Joachim Low’s exciting young Germany team overcame Mexico 4-1 on Thursday to set up a re-match with Chile in the Confederations Cup final.
An early two-minute brace from Bayern Munich target Leon Goretzka saw Germany take control of the semi-final in Sochi, where Mexico refused to give up but struggled to cope with the energy and quality of a side derided by many before the tournament as disrespectfully inexperienced.
Rather than find themselves out of their depth in Russia, Low’s raw squad have instead served to make a statement of the ominous depth of talent beyond the first-choice ranks of the world champions, typified by striker Timo Werner, who struck his team’s third goal shortly before the hour mark. Marco Fabian’s blistering late free-kick mattered little for Mexico, a fact hammered home when Amin Younes restored Germany’s three-goal cushion in added time.
Germany will now tackle Chile for the second time in the tournament in the decider in St Petersburg on Sunday.
The battle-hardened Copa America holders, penalty shoot-out winners over Portugal a day earlier, have been the only team to trouble Die Mannschaft’s tyros in a 1-1 group stage draw earlier this month.
A high-tempo start at Fisht Stadium saw Mexico, perhaps inadvisably, try to take the game to Germany, succeeding only in leaving themselves wide open at the back. Hector Moreno was caught out of position as Bayer Leverkusen’s Benjamin Henrichs advanced down the right before passing inside to Goretzka. The Schalke midfielder guided a well-judged first-time shot just inside the post, beyond the reach of goalkeeper Guillermo Ochoa.

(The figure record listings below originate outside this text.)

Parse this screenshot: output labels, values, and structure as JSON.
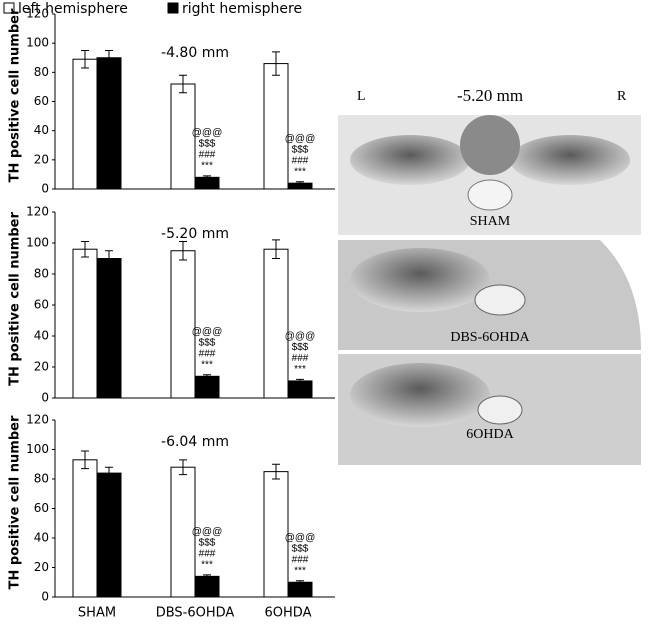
{
  "chart_data": {
    "type": "bar",
    "ylabel": "TH positive cell number",
    "categories": [
      "SHAM",
      "DBS-6OHDA",
      "6OHDA"
    ],
    "series": [
      {
        "name": "left hemisphere",
        "color": "#ffffff"
      },
      {
        "name": "right hemisphere",
        "color": "#000000"
      }
    ],
    "significance": [
      "@@@",
      "$$$",
      "###",
      "***"
    ],
    "ylim": [
      0,
      120
    ],
    "yticks": [
      0,
      20,
      40,
      60,
      80,
      100,
      120
    ],
    "panels": [
      {
        "title": "-4.80 mm",
        "values": [
          [
            89,
            72,
            86
          ],
          [
            90,
            8,
            4
          ]
        ],
        "errors": [
          [
            6,
            6,
            8
          ],
          [
            5,
            1,
            1
          ]
        ]
      },
      {
        "title": "-5.20 mm",
        "values": [
          [
            96,
            95,
            96
          ],
          [
            90,
            14,
            11
          ]
        ],
        "errors": [
          [
            5,
            6,
            6
          ],
          [
            5,
            1,
            1
          ]
        ]
      },
      {
        "title": "-6.04 mm",
        "values": [
          [
            93,
            88,
            85
          ],
          [
            84,
            14,
            10
          ]
        ],
        "errors": [
          [
            6,
            5,
            5
          ],
          [
            4,
            1,
            1
          ]
        ]
      }
    ]
  },
  "images": {
    "left": "L",
    "title": "-5.20 mm",
    "right": "R",
    "labels": [
      "SHAM",
      "DBS-6OHDA",
      "6OHDA"
    ]
  }
}
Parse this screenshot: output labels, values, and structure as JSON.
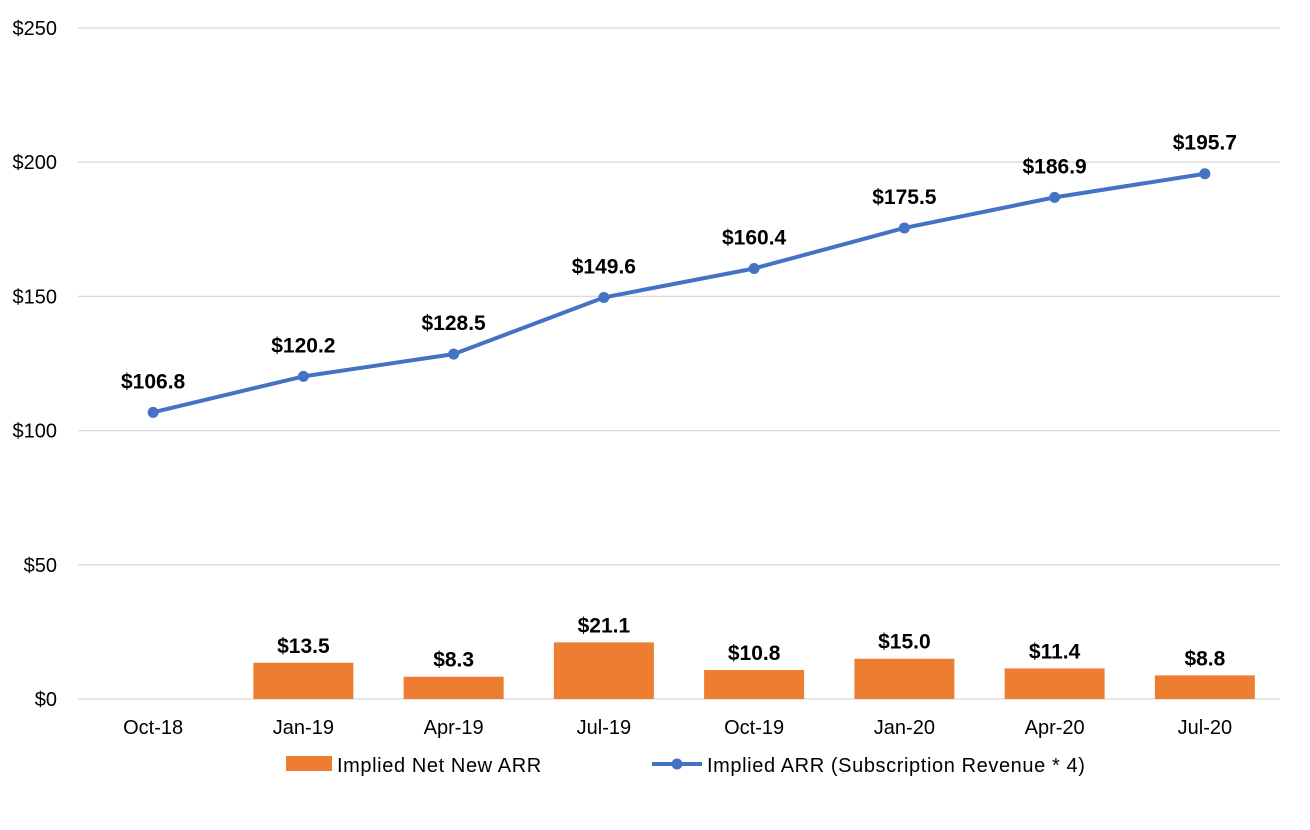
{
  "chart_data": {
    "type": "bar",
    "categories": [
      "Oct-18",
      "Jan-19",
      "Apr-19",
      "Jul-19",
      "Oct-19",
      "Jan-20",
      "Apr-20",
      "Jul-20"
    ],
    "series": [
      {
        "name": "Implied Net New ARR",
        "type": "bar",
        "color": "#ED7D31",
        "values": [
          null,
          13.5,
          8.3,
          21.1,
          10.8,
          15.0,
          11.4,
          8.8
        ],
        "labels": [
          "",
          "$13.5",
          "$8.3",
          "$21.1",
          "$10.8",
          "$15.0",
          "$11.4",
          "$8.8"
        ]
      },
      {
        "name": "Implied ARR (Subscription Revenue * 4)",
        "type": "line",
        "color": "#4472C4",
        "values": [
          106.8,
          120.2,
          128.5,
          149.6,
          160.4,
          175.5,
          186.9,
          195.7
        ],
        "labels": [
          "$106.8",
          "$120.2",
          "$128.5",
          "$149.6",
          "$160.4",
          "$175.5",
          "$186.9",
          "$195.7"
        ]
      }
    ],
    "ylim": [
      0,
      250
    ],
    "yticks": [
      0,
      50,
      100,
      150,
      200,
      250
    ],
    "ytick_labels": [
      "$0",
      "$50",
      "$100",
      "$150",
      "$200",
      "$250"
    ],
    "grid": true,
    "legend_position": "bottom",
    "title": "",
    "xlabel": "",
    "ylabel": ""
  }
}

Rather than heed that painful lesson, Mexico were cut apart again two minutes later, when Werner made space for himself in front of the opposition’s back four before sliding a pass in behind for Goretzka to run on to. The 22-year-old kept his cool to fire the ball across Ochoa and into the far side-netting. It could easily have been 3-0 in the 19th minute, when Ochoa made a good save with his knees after Werner beat the offside trap.
Mexico slowly steadied and grew into the game, calling Marc-Andre ter Stegen into action three times in quick succession soon after the half-hour mark. Brothers Giovani and Jonathan dos Santos had a shot and a header respectively on target following a clever forward pass and subsequent lay-off that sliced open Germany’s young rear guard, while Javier Hernandez poked narrowly over the bar under pressure from the on-rushing Barcelona shot-stopper. The Bayer Leverkusen striker then forced Ter Stegen to tip a dipping long-range free-kick over the bar in a strong finish to the half for Juan Carlos Osorio’s men.
Mexico threatened first in the second half through Raul Jimenez, but Germany duly asserted themselves, Werner again getting in behind a stretched defence to slide a finish agonisingly across the face of the goal under pressure from Moreno.
The RB Leipzig striker eventually got the goal his efforts deserved, as Germany put the result beyond doubt in the 59th minute. Julian Draxler was the architect this time, playing Jonas Hector into the box, where the Cologne defender squared to provide an easy finish for Werner, who could perhaps have been flagged offside for his position in the build-up to the goal.
Miguel Layun’s fierce drive in the 72nd minute needed Ter Stegen to parry the ball behind, while Jimenez crashed a header against the bar as Mexico strove for a consolation goal.
It eventually arrived in spectacular fashion, impressive substitute Fabian unleashing an extraordinary long-range free-kick to breach Germany’s determined resistance.
Low’s men could not help having the final say, though, Emre Can teeing up fellow sub Younes for his team’s fourth goal in a chaotic period of injury time.